Amid all of the buzz regarding the union representation campaigns at Foxwoods, one argument keeps being floated about: tribal sovereignty.Courtesy: Library of Congress (flckr) - "Indians in New York's 4th of July Parade"

A new article by Thomas Meiklejohnone of the attorneys representing the UAW in its battle to represent workers at Foxwoods — in Spring edition of the Labor & Employment Law Quarterly (not online) of the Connecticut Bar Association, sheds some additional light on the subject.

As Meiklejohn acknowledges, "federal law does recognize the sovereign right of a Native American tribe to govern itself with respect to its internal affairs".  Thus, he argues, the question that must be asked is: When can employment laws be enforced against an employer on a tribal reservation?

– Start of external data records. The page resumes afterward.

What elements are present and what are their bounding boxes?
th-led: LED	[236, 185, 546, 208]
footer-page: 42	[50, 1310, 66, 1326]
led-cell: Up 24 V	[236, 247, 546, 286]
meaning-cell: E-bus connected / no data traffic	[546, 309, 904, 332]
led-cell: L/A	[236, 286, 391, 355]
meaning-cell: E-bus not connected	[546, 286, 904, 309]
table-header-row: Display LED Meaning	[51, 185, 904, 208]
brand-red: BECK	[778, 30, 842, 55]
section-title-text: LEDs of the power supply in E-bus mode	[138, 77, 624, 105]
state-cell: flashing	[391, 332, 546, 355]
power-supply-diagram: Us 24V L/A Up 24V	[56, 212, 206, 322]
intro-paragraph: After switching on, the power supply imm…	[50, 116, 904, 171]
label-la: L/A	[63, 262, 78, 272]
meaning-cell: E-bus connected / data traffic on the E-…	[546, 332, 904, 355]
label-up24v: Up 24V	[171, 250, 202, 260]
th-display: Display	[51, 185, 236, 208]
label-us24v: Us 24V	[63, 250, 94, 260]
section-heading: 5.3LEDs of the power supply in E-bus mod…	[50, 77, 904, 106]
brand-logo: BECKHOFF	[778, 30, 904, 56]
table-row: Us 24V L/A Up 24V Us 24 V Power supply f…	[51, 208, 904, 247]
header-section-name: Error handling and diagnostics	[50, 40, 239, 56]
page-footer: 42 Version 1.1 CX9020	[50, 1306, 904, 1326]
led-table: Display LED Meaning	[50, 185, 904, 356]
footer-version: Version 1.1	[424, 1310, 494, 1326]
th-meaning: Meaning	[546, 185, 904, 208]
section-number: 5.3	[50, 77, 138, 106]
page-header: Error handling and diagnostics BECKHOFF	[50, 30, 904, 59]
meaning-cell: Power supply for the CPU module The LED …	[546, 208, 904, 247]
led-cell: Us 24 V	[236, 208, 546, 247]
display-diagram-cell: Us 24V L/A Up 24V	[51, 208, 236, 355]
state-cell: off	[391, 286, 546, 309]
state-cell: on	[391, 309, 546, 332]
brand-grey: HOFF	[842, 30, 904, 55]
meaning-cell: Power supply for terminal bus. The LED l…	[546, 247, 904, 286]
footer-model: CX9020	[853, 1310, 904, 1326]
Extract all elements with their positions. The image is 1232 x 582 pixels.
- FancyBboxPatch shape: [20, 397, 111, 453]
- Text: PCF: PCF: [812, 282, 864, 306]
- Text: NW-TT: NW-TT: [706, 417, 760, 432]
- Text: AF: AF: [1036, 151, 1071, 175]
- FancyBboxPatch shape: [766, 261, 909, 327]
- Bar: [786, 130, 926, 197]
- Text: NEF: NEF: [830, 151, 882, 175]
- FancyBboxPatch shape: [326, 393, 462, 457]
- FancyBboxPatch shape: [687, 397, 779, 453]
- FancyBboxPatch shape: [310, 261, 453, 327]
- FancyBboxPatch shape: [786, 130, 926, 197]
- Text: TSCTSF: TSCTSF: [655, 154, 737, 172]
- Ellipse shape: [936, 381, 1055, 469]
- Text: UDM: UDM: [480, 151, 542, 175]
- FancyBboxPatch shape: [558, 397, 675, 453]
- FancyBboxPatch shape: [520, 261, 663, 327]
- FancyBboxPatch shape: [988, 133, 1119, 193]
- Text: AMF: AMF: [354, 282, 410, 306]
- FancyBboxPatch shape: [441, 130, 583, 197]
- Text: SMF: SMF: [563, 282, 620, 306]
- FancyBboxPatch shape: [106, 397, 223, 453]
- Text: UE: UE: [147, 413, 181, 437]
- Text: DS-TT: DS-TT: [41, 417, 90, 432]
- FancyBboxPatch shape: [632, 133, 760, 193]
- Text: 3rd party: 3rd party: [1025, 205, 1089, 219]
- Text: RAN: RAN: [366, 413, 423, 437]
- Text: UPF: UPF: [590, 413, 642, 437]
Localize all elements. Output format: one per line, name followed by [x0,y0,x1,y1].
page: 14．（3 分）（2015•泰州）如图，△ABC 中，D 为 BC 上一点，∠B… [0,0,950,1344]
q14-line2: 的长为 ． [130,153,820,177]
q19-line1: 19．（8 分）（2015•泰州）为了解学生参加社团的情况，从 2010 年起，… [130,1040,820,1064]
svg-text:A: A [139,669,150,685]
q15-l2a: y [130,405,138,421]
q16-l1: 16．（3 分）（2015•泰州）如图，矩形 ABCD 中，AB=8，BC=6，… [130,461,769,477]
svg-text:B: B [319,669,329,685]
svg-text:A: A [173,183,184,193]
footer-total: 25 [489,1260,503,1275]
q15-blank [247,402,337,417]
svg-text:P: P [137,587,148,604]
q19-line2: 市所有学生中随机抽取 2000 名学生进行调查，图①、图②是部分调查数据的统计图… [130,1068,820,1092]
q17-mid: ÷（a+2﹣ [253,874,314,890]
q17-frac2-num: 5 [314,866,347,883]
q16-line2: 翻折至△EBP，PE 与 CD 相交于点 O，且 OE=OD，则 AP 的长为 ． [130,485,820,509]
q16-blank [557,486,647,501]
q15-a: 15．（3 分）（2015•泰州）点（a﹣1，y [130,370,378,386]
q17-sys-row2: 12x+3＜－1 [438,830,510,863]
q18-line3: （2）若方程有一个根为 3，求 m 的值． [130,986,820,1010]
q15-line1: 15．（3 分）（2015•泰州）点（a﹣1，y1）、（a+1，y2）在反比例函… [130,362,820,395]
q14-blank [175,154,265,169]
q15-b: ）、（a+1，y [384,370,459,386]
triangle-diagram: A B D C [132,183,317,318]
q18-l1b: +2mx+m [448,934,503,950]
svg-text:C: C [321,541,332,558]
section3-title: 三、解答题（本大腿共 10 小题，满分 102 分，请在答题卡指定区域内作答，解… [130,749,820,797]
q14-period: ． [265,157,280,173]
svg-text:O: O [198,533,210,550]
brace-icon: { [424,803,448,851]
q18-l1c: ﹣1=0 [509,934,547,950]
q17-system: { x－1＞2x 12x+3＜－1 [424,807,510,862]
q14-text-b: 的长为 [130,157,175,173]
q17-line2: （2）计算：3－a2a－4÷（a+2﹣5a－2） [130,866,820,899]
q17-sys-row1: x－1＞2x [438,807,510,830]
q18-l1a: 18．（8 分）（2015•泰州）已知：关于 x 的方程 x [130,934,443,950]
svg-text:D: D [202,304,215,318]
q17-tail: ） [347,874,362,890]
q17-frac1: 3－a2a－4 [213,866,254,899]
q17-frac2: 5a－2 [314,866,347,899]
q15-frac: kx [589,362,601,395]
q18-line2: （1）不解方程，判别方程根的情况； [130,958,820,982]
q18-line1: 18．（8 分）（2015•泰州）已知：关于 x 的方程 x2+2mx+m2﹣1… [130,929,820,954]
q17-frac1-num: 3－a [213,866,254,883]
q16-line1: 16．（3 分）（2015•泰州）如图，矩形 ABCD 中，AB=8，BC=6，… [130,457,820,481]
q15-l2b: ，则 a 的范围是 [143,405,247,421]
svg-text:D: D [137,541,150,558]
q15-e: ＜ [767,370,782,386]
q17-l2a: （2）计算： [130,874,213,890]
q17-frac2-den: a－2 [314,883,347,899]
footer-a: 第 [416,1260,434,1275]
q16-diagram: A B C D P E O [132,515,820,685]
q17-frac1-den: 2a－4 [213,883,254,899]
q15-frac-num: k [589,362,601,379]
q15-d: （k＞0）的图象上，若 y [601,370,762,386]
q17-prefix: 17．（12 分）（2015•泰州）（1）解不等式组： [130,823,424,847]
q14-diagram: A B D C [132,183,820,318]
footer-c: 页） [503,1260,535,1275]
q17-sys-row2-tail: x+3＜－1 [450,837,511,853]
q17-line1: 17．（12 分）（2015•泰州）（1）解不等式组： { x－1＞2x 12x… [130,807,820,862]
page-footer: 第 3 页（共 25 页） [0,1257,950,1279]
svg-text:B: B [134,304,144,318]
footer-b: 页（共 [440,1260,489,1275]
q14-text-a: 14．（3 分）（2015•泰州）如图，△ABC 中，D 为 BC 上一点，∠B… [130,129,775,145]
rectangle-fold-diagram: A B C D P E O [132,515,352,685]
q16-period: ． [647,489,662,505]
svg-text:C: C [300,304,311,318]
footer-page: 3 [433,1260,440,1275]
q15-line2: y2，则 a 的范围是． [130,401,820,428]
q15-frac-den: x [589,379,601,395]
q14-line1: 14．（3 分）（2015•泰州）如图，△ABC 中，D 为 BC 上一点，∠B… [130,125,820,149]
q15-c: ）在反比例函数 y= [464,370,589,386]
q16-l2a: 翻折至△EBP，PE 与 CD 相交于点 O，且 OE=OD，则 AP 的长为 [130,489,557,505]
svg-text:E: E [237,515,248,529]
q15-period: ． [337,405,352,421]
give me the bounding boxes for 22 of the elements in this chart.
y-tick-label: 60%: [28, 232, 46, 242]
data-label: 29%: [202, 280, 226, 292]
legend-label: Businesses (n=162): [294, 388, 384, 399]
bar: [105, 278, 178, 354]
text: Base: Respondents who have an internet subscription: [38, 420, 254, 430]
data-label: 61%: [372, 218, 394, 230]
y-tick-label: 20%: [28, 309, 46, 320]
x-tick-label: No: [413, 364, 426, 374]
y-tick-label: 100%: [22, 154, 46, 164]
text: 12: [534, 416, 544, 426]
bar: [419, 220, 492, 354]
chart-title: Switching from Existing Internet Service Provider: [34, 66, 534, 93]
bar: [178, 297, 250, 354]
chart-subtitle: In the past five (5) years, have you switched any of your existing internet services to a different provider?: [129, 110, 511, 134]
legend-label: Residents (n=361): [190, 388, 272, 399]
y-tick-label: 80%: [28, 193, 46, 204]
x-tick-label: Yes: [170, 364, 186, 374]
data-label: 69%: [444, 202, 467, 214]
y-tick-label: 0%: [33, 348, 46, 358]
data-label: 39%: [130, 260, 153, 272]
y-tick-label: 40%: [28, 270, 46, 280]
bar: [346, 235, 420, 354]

Meiklejohn suggests three factors ought to be considered:

  1. The Nature of the Employing Entity: Is the employer a branch of tribal government, a commercial enterprise owned by a tribe or a privately owned business operating on a tribal reservation?
  2. Who is Bringing the Action: Is it a federal government agency exercising its authority or a suit by a private party?
  3. The Source of the Legal Claim: Does this dispute involve federal or state law claims?

Meiklejohn argues that it is a fairly settled issue in Connecticut and the Second Circuit that the NLRB has jurisdiction over tribal casinos.  I’ve indicated in prior arguments a bit of Foxwoods’ response to this as well.

Of course, since Foxwoods has planned to appeal the election results to the Second Circuit and beyond, if necessary, we’ll soon see how "settled" this law really is.